İran ile nükleer anlaşma müzakerelerinde işlerin karışabileceğine dair işaretler artıyor. Taraflar arasındaki görüş ayrılıkları devam ederken, Uluslararası Atom Enerjisi Ajansı'nın (UAEA) İran'ın nükleer programına ilişkin hazırladığı raporun yayımlanması bekleniyor. Bu raporun, müzakereleri daha da karmaşık hale getirebileceği belirtiliyor.
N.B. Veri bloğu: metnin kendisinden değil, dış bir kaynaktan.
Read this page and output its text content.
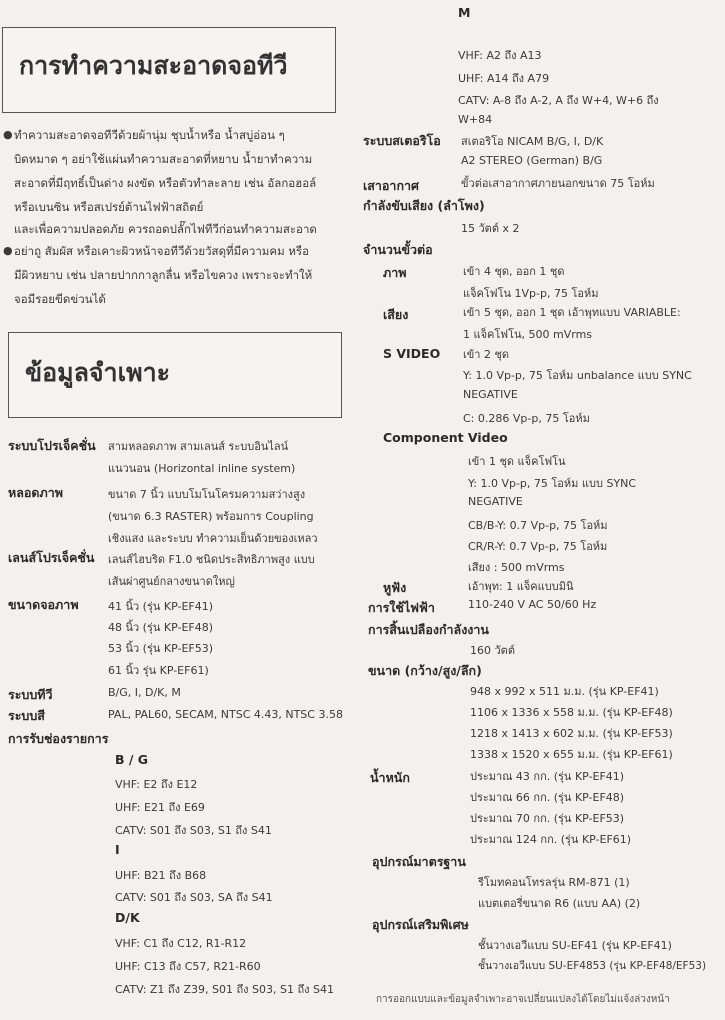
การทำความสะอาดจอทีวี
● ทำความสะอาดจอทีวีด้วยผ้านุ่ม ชุบน้ำหรือ น้ำสบู่อ่อน ๆ
บิดหมาด ๆ อย่าใช้แผ่นทำความสะอาดที่หยาบ น้ำยาทำความ
สะอาดที่มีฤทธิ์เป็นด่าง ผงขัด หรือตัวทำละลาย เช่น อัลกอฮอล์
หรือเบนซิน หรือสเปรย์ต้านไฟฟ้าสถิตย์
และเพื่อความปลอดภัย ควรถอดปลั๊กไฟทีวีก่อนทำความสะอาด
● อย่าถู สัมผัส หรือเคาะผิวหน้าจอทีวีด้วยวัสดุที่มีความคม หรือ
มีผิวหยาบ เช่น ปลายปากกาลูกลื่น หรือไขควง เพราะจะทำให้
จอมีรอยขีดข่วนได้
ข้อมูลจำเพาะ
ระบบโปรเจ็คชั่น สามหลอดภาพ สามเลนส์ ระบบอินไลน์
แนวนอน (Horizontal inline system)
หลอดภาพ	ขนาด 7 นิ้ว แบบโมโนโครมความสว่างสูง
(ขนาด 6.3 RASTER) พร้อมการ Coupling
เชิงแสง และระบบ ทำความเย็นด้วยของเหลว
เลนส์โปรเจ็คชั่น เลนส์ไฮบริด F1.0 ชนิดประสิทธิภาพสูง แบบ
เส้นผ่าศูนย์กลางขนาดใหญ่
ขนาดจอภาพ	41 นิ้ว (รุ่น KP-EF41)
48 นิ้ว (รุ่น KP-EF48)
53 นิ้ว (รุ่น KP-EF53)
61 นิ้ว รุ่น KP-EF61)
ระบบทีวี	B/G, I, D/K, M
ระบบสี	PAL, PAL60, SECAM, NTSC 4.43, NTSC 3.58
การรับช่องรายการ
B / G
VHF: E2 ถึง E12
UHF: E21 ถึง E69
CATV: S01 ถึง S03, S1 ถึง S41
I
UHF: B21 ถึง B68
CATV: S01 ถึง S03, SA ถึง S41
D/K
VHF: C1 ถึง C12, R1-R12
UHF: C13 ถึง C57, R21-R60
CATV: Z1 ถึง Z39, S01 ถึง S03, S1 ถึง S41
M
VHF: A2 ถึง A13
UHF: A14 ถึง A79
CATV: A-8 ถึง A-2, A ถึง W+4, W+6 ถึง
W+84
ระบบสเตอริโอ สเตอริโอ NICAM B/G, I, D/K
A2 STEREO (German) B/G
เสาอากาศ	ขั้วต่อเสาอากาศภายนอกขนาด 75 โอห์ม
กำลังขับเสียง (ลำโพง)
15 วัตต์ x 2
จำนวนขั้วต่อ
ภาพ	เข้า 4 ชุด, ออก 1 ชุด
แจ็คโฟโน 1Vp-p, 75 โอห์ม
เสียง	เข้า 5 ชุด, ออก 1 ชุด เอ้าพุทแบบ VARIABLE:
1 แจ็คโฟโน, 500 mVrms
S VIDEO เข้า 2 ชุด
Y: 1.0 Vp-p, 75 โอห์ม unbalance แบบ SYNC
NEGATIVE
C: 0.286 Vp-p, 75 โอห์ม
Component Video
เข้า 1 ชุด แจ็คโฟโน
Y: 1.0 Vp-p, 75 โอห์ม แบบ SYNC
NEGATIVE
CB/B-Y: 0.7 Vp-p, 75 โอห์ม
CR/R-Y: 0.7 Vp-p, 75 โอห์ม
เสียง : 500 mVrms
หูฟัง	เอ้าพุท: 1 แจ็คแบบมินิ
การใช้ไฟฟ้า	110-240 V AC 50/60 Hz
การสิ้นเปลืองกำลังงาน
160 วัตต์
ขนาด (กว้าง/สูง/ลึก)
948 x 992 x 511 ม.ม. (รุ่น KP-EF41)
1106 x 1336 x 558 ม.ม. (รุ่น KP-EF48)
1218 x 1413 x 602 ม.ม. (รุ่น KP-EF53)
1338 x 1520 x 655 ม.ม. (รุ่น KP-EF61)
น้ำหนัก	ประมาณ 43 กก. (รุ่น KP-EF41)
ประมาณ 66 กก. (รุ่น KP-EF48)
ประมาณ 70 กก. (รุ่น KP-EF53)
ประมาณ 124 กก. (รุ่น KP-EF61)
อุปกรณ์มาตรฐาน
รีโมทคอนโทรลรุ่น RM-871 (1)
แบตเตอรี่ขนาด R6 (แบบ AA) (2)
อุปกรณ์เสริมพิเศษ
ชั้นวางเอวีแบบ SU-EF41 (รุ่น KP-EF41)
ชั้นวางเอวีแบบ SU-EF4853 (รุ่น KP-EF48/EF53)
การออกแบบและข้อมูลจำเพาะอาจเปลี่ยนแปลงได้โดยไม่แจ้งล่วงหน้า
ABD ve Avrupalı yetkililer, İran'ın nükleer programının şeffaflığı konusunda endişelerini dile getiriyor. UAEA'nın raporunda, İran'ın nükleer tesislerine erişimin kısıtlanması ve bazı açıklanmayan nükleer faaliyetlere ilişkin bulgular yer alabileceği tahmin ediliyor. İran ise nükleer programının barışçıl amaçlı olduğunu ve uluslararası yükümlülüklerine uygun hareket ettiğini savunuyor.
Müzakerelerdeki temel anlaşmazlık noktalarından biri, yaptırımların kaldırılması. İran, ABD'nin 2018'de tek taraflı olarak çekildiği nükleer anlaşmaya geri dönmesi ve tüm yaptırımları kaldırmasını talep ediyor. ABD ise İran'ın nükleer programını kısıtlaması ve UAEA ile işbirliği yapması şartını koşuyor.
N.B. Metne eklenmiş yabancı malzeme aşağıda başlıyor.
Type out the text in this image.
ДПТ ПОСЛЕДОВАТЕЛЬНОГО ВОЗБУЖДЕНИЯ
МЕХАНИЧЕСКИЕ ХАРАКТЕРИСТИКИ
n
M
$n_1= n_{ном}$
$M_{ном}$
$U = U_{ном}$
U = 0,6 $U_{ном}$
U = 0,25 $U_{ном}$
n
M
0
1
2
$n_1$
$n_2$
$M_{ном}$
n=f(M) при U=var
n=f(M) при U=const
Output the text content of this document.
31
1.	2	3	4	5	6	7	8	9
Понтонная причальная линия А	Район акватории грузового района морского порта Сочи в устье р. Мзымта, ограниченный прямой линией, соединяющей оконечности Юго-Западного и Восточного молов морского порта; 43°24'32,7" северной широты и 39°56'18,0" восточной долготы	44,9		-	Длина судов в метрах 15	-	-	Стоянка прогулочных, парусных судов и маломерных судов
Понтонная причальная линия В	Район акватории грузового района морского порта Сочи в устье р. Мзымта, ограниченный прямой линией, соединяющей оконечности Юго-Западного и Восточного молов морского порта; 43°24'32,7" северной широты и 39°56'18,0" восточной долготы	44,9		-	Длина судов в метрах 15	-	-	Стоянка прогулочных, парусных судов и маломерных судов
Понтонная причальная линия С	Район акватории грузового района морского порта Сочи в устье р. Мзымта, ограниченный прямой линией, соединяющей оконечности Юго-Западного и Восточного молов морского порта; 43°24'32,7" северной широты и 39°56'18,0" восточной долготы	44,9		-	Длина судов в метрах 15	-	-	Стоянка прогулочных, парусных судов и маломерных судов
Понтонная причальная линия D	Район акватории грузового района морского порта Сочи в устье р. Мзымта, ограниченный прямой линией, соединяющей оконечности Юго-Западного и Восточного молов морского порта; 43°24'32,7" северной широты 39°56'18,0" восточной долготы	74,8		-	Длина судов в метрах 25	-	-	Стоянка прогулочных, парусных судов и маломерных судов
UAEA'nın raporunun yayımlanmasıyla birlikte, Batılı ülkelerin İran'a yönelik baskıyı artırabileceği ve yeni yaptırımlar gündeme gelebileceği öngörülüyor. Bu durumun, müzakerelerin geleceği açısından belirsizlik yaratabileceği ifade ediliyor.
İranlı yetkililer, UAEA'nın raporunun siyasi amaçlı olduğunu ve müzakereleri olumsuz etkilemeyi hedeflediğini savunuyor. İran'ın, raporun içeriğine sert tepki göstermesi ve müzakerelerden çekilme tehdidinde bulunması bekleniyor.
Nükleer müzakerelerdeki bu çıkmazın, bölgesel ve küresel güvenlik açısından ciddi sonuçlar doğurabileceği belirtiliyor. Uzmanlar, tarafların diyalog kanallarını açık tutması ve uzlaşmacı bir yaklaşım sergilemesi gerektiğini vurguluyor.